The Tribeca Film Festival recently screened a documentary entitled “Explant” in which Michelle Visage, who you may know from Rupaul’s Drag Race, tells of her journey to remove her implants to restore her health. In the documentary, Michelle speaks to a group of women who share that they have breast implant disease. However, when they spoke to their doctors, they were told that they were “crazy”.

I have Dr. Shah asked if a woman has implants and she thinks she has a BII – which is a constellation of symptoms associated with breast implants – what should she do? Dr. Shah says the patient should document their symptoms and seek treatment from their GP and seek laboratory work, including “markers of inflammation, complete blood count, allergy markers, connective tissue disease markers,” and more. If she thinks her breast implants are making her sick, she can contact a plastic surgeon to discuss the removal.

However, I have learned that BII is not an official medical diagnosis, making this journey difficult for both doctor and patient. A doctor cannot diagnose a patient that officially does not exist. But despite the lack of a diagnostic code for BII, Dr. Shah: “I think BII is a real phenomenon.” He adds, “Breast implants are foreign objects. As such, the body will have some sort of response to it. ”He said that the“ vast majority ”of his patients have no problems – but that does not mean that“ some patients do not suffer from their implants and just do better to remove them “. At the patient’s request, he is ready to remove implants.

What I learned from reading the stories of thousands of women is that they were told by their surgeons that breast implants are “completely safe” and they trusted their doctors to tell them the truth. However, when they try to have their implants removed, their surgeons claim that the patients must be suffering from something else, that it cannot possibly be the implants.

Before you even think about seeing a plastic surgeon for breast implants, you need to ask yourself some important questions that Dr. Shah has asked. We have to question our current autoimmune or risk status. Breast implants are not permanent devices – they will have to be removed or replaced at some point – so are you okay with future breast surgeries? Mammograms can be difficult to perform and interpret if the patient has implants – are you okay with this risk? Additionally, you may need to pay out of pocket for MRIs (that’s thousands of dollars per scan).

You may lose or excessively feel the nipples when you have implants; Dr. Shah suggests that you carefully consider whether you are okay with the changes in sexual pleasure after the implantation. If you currently have neck or shoulder pain, it may increase due to the extra weight after the implants are placed. Surgery and subsequent recovery require time off from work, which can sometimes be longer depending on the job. You really can’t cheat, otherwise the implants can be moved or you risk an infection. For anyone who lifts weights, either for leisure or for their job, you need to consider how implants affect it.
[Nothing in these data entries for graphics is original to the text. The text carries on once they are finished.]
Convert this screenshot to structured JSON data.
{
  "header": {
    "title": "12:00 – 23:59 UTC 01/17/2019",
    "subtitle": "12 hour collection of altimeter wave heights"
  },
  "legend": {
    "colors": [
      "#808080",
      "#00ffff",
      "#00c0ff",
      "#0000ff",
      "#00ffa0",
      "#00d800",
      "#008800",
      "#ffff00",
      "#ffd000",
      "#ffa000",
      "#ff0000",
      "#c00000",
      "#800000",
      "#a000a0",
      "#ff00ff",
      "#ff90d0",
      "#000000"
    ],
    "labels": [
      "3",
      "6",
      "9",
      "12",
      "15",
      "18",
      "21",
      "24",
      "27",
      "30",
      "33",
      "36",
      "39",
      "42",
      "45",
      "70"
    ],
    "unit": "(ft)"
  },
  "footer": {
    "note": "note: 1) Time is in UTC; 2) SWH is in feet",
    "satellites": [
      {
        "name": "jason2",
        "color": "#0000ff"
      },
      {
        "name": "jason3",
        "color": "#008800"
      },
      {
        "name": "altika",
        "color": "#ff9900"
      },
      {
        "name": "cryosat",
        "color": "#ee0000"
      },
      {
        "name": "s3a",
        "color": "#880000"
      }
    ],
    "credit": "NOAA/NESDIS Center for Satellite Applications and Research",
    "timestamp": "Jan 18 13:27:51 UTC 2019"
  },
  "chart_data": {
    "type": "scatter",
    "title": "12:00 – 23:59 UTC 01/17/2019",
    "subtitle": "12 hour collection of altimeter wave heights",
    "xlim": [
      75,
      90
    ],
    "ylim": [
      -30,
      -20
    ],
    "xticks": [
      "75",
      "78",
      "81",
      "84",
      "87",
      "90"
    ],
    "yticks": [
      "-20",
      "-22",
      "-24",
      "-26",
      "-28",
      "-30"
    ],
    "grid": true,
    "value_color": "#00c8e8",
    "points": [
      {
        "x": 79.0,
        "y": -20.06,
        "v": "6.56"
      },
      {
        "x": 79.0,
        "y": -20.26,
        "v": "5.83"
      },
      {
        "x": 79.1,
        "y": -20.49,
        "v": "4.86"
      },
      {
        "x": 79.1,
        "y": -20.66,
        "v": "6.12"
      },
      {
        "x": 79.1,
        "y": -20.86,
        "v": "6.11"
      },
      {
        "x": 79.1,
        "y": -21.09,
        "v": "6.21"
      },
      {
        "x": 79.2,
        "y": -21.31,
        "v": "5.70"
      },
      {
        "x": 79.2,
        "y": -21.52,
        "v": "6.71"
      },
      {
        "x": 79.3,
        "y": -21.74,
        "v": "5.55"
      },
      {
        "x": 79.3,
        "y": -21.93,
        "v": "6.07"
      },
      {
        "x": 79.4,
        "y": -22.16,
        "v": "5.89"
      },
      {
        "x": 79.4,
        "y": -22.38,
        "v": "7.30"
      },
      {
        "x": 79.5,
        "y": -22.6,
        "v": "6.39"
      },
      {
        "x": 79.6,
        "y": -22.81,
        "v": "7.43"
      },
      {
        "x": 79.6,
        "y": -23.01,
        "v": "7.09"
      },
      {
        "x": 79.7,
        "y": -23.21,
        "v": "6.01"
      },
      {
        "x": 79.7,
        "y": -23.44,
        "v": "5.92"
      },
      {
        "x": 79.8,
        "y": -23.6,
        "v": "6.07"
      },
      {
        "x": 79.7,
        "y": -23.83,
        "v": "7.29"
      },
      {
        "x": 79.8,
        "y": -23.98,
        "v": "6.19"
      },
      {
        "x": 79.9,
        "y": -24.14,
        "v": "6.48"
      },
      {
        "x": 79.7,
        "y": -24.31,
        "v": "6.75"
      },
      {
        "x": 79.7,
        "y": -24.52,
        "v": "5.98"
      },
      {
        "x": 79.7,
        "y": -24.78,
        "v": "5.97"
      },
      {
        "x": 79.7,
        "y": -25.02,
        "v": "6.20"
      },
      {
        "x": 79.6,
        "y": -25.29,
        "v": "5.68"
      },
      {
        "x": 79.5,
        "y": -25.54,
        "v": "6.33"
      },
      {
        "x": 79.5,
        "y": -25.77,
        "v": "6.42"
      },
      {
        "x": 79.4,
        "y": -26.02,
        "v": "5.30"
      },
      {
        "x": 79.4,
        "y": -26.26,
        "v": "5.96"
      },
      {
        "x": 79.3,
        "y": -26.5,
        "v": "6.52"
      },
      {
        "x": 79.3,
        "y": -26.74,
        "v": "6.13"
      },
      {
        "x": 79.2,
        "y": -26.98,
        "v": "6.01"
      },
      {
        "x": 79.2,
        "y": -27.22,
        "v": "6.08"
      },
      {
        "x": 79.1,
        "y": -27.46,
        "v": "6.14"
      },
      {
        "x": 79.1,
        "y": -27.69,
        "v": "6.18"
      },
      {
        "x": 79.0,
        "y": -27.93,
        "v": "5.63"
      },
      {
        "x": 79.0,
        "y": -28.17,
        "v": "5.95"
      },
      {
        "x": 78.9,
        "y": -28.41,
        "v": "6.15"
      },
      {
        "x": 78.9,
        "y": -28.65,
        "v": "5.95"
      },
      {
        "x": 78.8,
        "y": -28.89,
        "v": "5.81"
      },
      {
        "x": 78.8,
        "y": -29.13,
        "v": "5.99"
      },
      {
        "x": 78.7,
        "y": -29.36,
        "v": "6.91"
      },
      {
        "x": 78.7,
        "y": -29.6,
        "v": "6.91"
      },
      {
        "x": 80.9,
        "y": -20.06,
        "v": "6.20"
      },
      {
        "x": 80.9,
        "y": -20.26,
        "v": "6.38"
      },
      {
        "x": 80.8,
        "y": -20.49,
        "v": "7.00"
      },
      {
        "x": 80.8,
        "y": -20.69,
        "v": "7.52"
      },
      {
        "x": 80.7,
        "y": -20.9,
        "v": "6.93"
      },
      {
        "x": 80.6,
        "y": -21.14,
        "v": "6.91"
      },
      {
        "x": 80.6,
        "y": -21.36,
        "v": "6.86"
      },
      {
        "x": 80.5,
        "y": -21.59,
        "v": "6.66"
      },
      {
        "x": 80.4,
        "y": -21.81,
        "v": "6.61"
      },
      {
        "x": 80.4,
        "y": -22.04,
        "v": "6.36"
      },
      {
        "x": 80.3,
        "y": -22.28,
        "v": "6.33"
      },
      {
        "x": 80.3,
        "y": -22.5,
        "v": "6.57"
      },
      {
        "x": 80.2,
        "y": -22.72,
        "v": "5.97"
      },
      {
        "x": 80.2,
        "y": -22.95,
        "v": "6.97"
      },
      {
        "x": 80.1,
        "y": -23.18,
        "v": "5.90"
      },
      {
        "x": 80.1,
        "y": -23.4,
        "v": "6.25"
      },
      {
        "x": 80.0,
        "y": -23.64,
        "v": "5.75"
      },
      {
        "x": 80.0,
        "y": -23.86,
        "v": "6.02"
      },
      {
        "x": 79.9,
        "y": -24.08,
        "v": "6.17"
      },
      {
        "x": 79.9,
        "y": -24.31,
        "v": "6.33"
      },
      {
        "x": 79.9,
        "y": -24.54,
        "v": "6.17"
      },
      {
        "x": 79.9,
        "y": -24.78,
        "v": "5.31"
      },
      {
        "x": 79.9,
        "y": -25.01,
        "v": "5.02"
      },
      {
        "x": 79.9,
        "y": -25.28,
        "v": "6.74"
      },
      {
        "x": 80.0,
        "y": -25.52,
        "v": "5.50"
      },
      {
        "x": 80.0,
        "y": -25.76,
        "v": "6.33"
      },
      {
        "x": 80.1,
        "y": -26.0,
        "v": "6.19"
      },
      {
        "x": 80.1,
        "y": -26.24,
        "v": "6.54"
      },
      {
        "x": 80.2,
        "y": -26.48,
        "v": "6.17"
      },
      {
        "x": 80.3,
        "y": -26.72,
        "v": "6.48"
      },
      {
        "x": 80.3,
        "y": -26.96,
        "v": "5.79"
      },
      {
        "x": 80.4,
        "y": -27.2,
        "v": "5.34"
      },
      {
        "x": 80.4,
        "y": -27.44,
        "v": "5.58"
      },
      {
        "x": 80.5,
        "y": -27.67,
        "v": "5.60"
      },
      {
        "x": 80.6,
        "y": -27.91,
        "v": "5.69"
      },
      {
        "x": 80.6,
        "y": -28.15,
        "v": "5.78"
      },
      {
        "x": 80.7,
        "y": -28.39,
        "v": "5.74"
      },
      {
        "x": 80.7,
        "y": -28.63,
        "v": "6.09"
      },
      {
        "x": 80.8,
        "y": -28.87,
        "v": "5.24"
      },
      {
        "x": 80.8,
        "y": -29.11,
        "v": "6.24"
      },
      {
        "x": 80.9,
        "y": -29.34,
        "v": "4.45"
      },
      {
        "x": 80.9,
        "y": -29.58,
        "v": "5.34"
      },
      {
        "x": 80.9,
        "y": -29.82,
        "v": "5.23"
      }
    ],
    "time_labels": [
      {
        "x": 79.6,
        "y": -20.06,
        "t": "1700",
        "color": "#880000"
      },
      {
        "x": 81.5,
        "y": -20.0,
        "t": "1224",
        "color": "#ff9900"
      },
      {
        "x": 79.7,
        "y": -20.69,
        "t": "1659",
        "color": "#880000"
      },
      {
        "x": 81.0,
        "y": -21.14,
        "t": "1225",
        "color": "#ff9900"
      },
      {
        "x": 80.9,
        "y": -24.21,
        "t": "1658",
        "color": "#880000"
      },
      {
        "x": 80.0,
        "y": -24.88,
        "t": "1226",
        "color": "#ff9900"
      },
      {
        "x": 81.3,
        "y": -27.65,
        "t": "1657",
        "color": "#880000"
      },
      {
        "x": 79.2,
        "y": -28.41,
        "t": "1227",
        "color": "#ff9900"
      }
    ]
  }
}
You see, getting breast implants isn’t as easy as you might think. While I certainly understand any person who would like their breasts to have a certain look, as I did when I learned I had cancer, I found that the risks of implantation in my own body came to fruition. The shoulder and rib pain persisted the entire time I had implants with no relief from physiotherapy and chiropractic care. The BII symptoms lasted eleven (very long) months until the implants were removed from me.

I wish I were alone with my ailments, but the reality is thousands of women perform explants every year. Almost 29,000 women were explanted in 2018. They deserve to be heard and understood.